Online images have shown female police officers, clad in all-black chadors, berating and arresting women whose heads were uncovered. AFP could not independently verify the authenticity of the images.

The dress code has been in place since the aftermath of the Islamic revolution of 1979. Offenders face fines or prison terms of up to two months.

But Iran’s reformist newspaper Shargh reported on Sunday that four women have received additional punishment including attending “psychological classes”, and driving bans.

During the months of protest, which Tehran generally labelled as foreign-instigated “riots”, thousands of Iranians were arrested and hundreds killed including dozens of security personnel.

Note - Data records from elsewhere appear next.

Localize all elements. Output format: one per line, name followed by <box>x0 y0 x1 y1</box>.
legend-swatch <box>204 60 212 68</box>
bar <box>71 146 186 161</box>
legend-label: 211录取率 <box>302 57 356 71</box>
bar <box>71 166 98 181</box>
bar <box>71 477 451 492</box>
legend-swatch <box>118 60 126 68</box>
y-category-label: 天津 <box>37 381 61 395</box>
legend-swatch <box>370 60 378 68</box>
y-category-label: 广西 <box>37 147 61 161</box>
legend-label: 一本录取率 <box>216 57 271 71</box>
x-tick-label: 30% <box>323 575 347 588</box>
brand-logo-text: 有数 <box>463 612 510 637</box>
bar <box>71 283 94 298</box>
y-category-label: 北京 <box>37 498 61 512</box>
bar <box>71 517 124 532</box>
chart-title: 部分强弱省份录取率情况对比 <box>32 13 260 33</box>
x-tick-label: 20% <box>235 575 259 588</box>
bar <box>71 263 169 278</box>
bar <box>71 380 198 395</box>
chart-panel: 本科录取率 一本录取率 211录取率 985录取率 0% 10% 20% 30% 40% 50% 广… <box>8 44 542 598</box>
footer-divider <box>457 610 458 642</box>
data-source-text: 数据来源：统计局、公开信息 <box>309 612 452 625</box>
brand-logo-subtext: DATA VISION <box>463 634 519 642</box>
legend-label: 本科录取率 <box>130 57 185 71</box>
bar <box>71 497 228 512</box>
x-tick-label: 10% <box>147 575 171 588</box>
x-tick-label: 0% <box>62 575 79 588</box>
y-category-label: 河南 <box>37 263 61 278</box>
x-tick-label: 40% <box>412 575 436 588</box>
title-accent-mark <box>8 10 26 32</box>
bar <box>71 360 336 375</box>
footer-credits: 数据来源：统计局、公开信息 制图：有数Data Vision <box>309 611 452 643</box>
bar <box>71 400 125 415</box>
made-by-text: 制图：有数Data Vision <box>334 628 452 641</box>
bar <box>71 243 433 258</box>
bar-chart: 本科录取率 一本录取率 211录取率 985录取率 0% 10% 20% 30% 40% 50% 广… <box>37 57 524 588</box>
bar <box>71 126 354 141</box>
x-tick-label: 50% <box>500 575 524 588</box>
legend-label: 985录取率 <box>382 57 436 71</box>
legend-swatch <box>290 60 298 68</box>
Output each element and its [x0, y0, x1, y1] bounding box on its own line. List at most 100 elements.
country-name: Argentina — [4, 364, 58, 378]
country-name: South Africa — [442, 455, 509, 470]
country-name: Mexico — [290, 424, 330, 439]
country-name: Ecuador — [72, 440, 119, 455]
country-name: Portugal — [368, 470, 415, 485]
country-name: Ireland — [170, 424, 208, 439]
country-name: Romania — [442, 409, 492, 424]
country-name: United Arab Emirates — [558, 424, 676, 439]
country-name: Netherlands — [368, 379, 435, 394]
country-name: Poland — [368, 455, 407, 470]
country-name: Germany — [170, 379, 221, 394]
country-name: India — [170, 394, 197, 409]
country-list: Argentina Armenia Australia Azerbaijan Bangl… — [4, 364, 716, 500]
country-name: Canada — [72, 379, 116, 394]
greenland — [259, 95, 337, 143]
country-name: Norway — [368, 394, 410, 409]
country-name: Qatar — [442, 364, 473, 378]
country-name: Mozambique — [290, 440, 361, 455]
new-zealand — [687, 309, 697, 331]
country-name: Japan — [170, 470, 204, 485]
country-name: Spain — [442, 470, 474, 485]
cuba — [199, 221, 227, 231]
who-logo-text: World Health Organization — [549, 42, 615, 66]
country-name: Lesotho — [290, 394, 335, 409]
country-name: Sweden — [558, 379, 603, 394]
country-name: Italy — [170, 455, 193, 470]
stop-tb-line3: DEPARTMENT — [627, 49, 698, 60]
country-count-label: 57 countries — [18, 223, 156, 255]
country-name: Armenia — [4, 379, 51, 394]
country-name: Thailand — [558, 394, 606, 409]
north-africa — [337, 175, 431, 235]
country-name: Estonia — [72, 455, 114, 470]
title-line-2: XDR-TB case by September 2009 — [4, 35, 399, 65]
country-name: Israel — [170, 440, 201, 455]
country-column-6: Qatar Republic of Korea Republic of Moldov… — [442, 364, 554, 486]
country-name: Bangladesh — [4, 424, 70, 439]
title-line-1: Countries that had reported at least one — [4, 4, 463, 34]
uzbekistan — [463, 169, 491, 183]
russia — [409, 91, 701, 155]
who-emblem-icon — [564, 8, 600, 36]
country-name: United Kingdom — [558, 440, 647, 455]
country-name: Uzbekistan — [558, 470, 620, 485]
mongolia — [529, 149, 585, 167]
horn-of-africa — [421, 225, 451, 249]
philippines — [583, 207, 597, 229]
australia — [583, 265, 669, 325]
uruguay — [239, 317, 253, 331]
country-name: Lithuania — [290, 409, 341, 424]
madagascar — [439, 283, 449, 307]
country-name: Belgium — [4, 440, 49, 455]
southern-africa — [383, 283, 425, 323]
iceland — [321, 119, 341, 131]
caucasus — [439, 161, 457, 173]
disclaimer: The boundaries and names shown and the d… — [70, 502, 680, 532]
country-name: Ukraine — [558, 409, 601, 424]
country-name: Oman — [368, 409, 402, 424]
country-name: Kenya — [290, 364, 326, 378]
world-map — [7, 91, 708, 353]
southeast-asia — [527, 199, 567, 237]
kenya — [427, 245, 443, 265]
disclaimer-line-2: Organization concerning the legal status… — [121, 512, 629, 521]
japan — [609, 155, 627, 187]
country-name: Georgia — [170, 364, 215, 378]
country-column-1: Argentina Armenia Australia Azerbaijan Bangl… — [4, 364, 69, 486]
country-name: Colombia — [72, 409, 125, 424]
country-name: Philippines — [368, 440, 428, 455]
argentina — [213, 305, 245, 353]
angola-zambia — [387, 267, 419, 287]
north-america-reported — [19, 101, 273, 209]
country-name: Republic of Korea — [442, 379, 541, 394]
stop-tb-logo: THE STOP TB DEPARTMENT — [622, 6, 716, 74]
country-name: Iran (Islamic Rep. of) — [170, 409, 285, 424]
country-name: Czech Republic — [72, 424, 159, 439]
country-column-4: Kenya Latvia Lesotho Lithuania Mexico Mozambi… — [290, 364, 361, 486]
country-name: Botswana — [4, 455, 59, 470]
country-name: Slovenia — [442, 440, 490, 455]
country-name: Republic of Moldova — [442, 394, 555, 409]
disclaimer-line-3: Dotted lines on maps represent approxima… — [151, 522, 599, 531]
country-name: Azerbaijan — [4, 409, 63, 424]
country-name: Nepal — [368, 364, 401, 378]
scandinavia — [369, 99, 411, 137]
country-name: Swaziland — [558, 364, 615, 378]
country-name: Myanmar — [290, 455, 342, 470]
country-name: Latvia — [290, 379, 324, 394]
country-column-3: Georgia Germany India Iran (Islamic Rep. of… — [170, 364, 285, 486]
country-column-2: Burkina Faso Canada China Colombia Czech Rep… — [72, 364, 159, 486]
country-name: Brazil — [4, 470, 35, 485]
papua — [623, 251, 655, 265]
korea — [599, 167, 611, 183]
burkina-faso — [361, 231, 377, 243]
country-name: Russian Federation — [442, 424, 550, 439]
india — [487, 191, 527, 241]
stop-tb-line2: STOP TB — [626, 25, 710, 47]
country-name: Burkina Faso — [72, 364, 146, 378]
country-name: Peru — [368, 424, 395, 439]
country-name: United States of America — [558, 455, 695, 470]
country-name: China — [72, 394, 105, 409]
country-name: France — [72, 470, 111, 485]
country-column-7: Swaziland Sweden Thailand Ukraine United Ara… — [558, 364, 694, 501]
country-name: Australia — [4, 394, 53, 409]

Iran’s conservatives, who dominate the country’s parliament and leadership, have passionately defended the dress code but, with many Iranians demanding change, in May the judiciary and the government proposed a “Support for the Culture of Hijab and Chastity” bill, which sparked heated debate within the country.

The text proposes increased fines for “any person removing their veil in public places or on the internet” but withdraws the threat of a prison sentence.

Within Iran’s leadership “there is no consensus on the hijab”, as some favour repression, while others “believe that other means must be tried”, sociologist Abbas Abdi has said.

The United States, Britain and the European Union have imposed several rounds of sanctions on Iran over its response to the protest movement.